The EU had planned a special summit to sign off on a possible Brexit deal later this month, but negotiators have been unable to reach a satisfactory agreement over the status of Northern Ireland.

Brussels is calling for a new so-called “backstop arrangement” as part of any withdrawal agreement that will ensure that the border between the UK, which Northern Ireland will remain a part of, and EU-member Ireland remains open after the United Kingdom withdraws from the EU in March 2019.

The current backstop agreement envisages a border transfer between Ireland and Northern Ireland in the Irish Sea, keeping this part of the UK in the Customs Union and the Single Market.

The UK is proposing an agreement that will keep the whole of the UK in the Customs Union and the Single Market for a limited period of time. Ireland, however, wants a guarantee that the UK cannot unilaterally reinstate a hard border that would, once again, divide the island.

Ireland, the UK, and the EU are now negotiating a commonly acceptable mechanism that would detail how the UK could end the transition period to leave the Customs Union and the Single Market without having to divide the island.

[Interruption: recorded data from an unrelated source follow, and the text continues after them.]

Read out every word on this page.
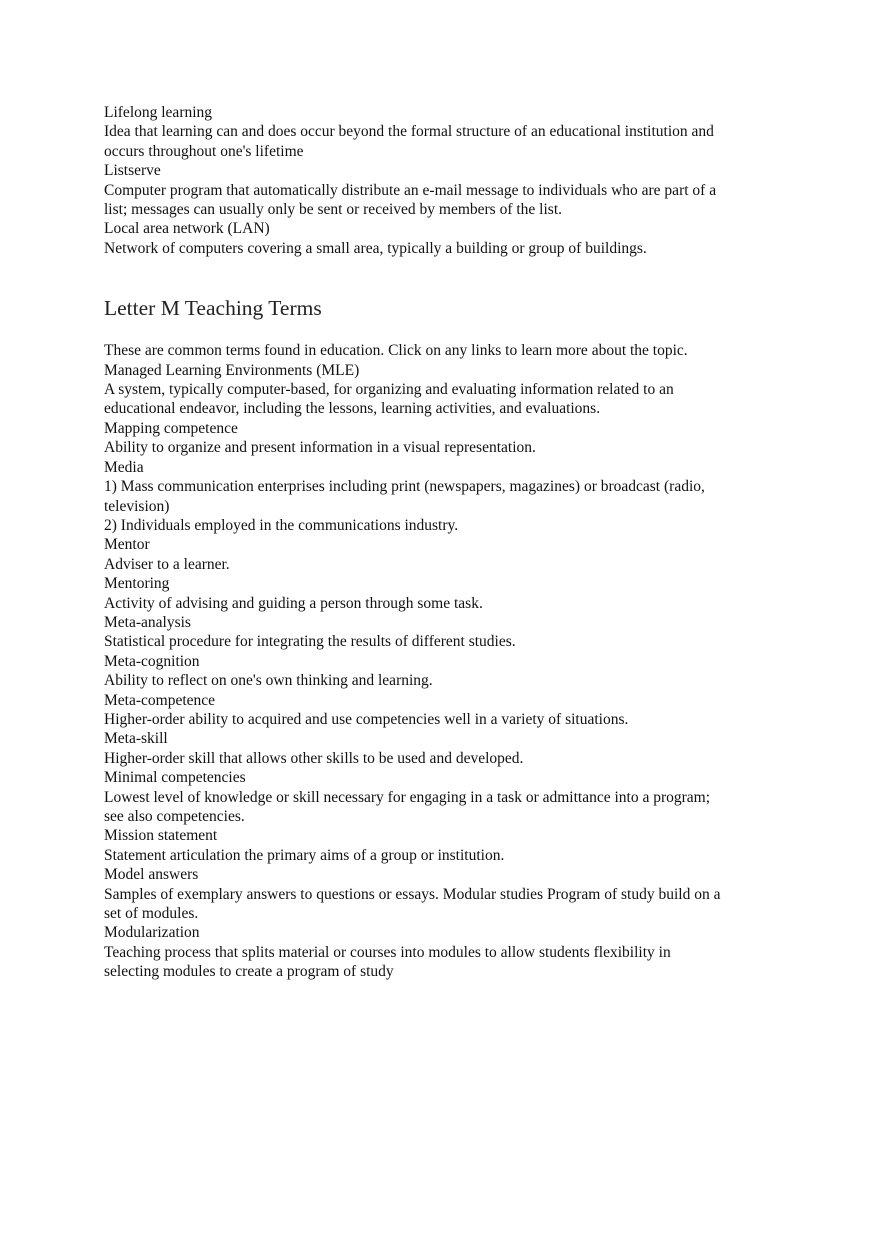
Lifelong learning

Idea that learning can and does occur beyond the formal structure of an educational institution and occurs throughout one's lifetime

Listserve

Computer program that automatically distribute an e-mail message to individuals who are part of a list; messages can usually only be sent or received by members of the list.

Local area network (LAN)

Network of computers covering a small area, typically a building or group of buildings.

Letter M Teaching Terms

These are common terms found in education. Click on any links to learn more about the topic.

Managed Learning Environments (MLE)

A system, typically computer-based, for organizing and evaluating information related to an educational endeavor, including the lessons, learning activities, and evaluations.

Mapping competence

Ability to organize and present information in a visual representation.

Media

1) Mass communication enterprises including print (newspapers, magazines) or broadcast (radio, television)

2) Individuals employed in the communications industry.

Mentor

Adviser to a learner.

Mentoring

Activity of advising and guiding a person through some task.

Meta-analysis

Statistical procedure for integrating the results of different studies.

Meta-cognition

Ability to reflect on one's own thinking and learning.

Meta-competence

Higher-order ability to acquired and use competencies well in a variety of situations.

Meta-skill

Higher-order skill that allows other skills to be used and developed.

Minimal competencies

Lowest level of knowledge or skill necessary for engaging in a task or admittance into a program; see also competencies.

Mission statement

Statement articulation the primary aims of a group or institution.

Model answers

Samples of exemplary answers to questions or essays. Modular studies Program of study build on a set of modules.

Modularization

Teaching process that splits material or courses into modules to allow students flexibility in selecting modules to create a program of study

The 1998 Good Friday Agreement that ended three decades of sectarian fighting in Northern Ireland requires London and Dublin to guarantee the freedom of movement throughout the whole of Ireland. The agreement was, at the time of signing, inked by all sides on the basis that both the UK and Ireland would be EU members.

Ireland is willing to accept a “review procedure” in which Dublin would effectively be given a veto before the UK reinstates a border between the north and the rest of Ireland.

On November 7, May’s cabinet was invited to review the draft Brexit deal with the EU that did not include a no-border guarantee for Northern Ireland, as it is still under negotiation. Hardline Brexit ministers are willing to consider a series of transitional arrangements for the UK so long as there is a clearly defined end date, a prospect that will be difficult as an Irish veto makes an end date hard to define.

Many in May’s ruling Conservative Party fear that the UK could be effectively “trapped” into the EU’s Customs Union and the Single Market, which has forces Number 10 Downing Street to consult with Britain’s attorney general about how to proceed with the matter.

May has, however, been reluctant to publish the finding of their consultations, despite political pressure from Tory Eurosceptics, Northern Ireland’s staunchly pro-UK Democratic Unionist Party, and the Labour opposition.

The UK is due to leave the EU on 29 March 2019 but there is no withdrawal deal in place.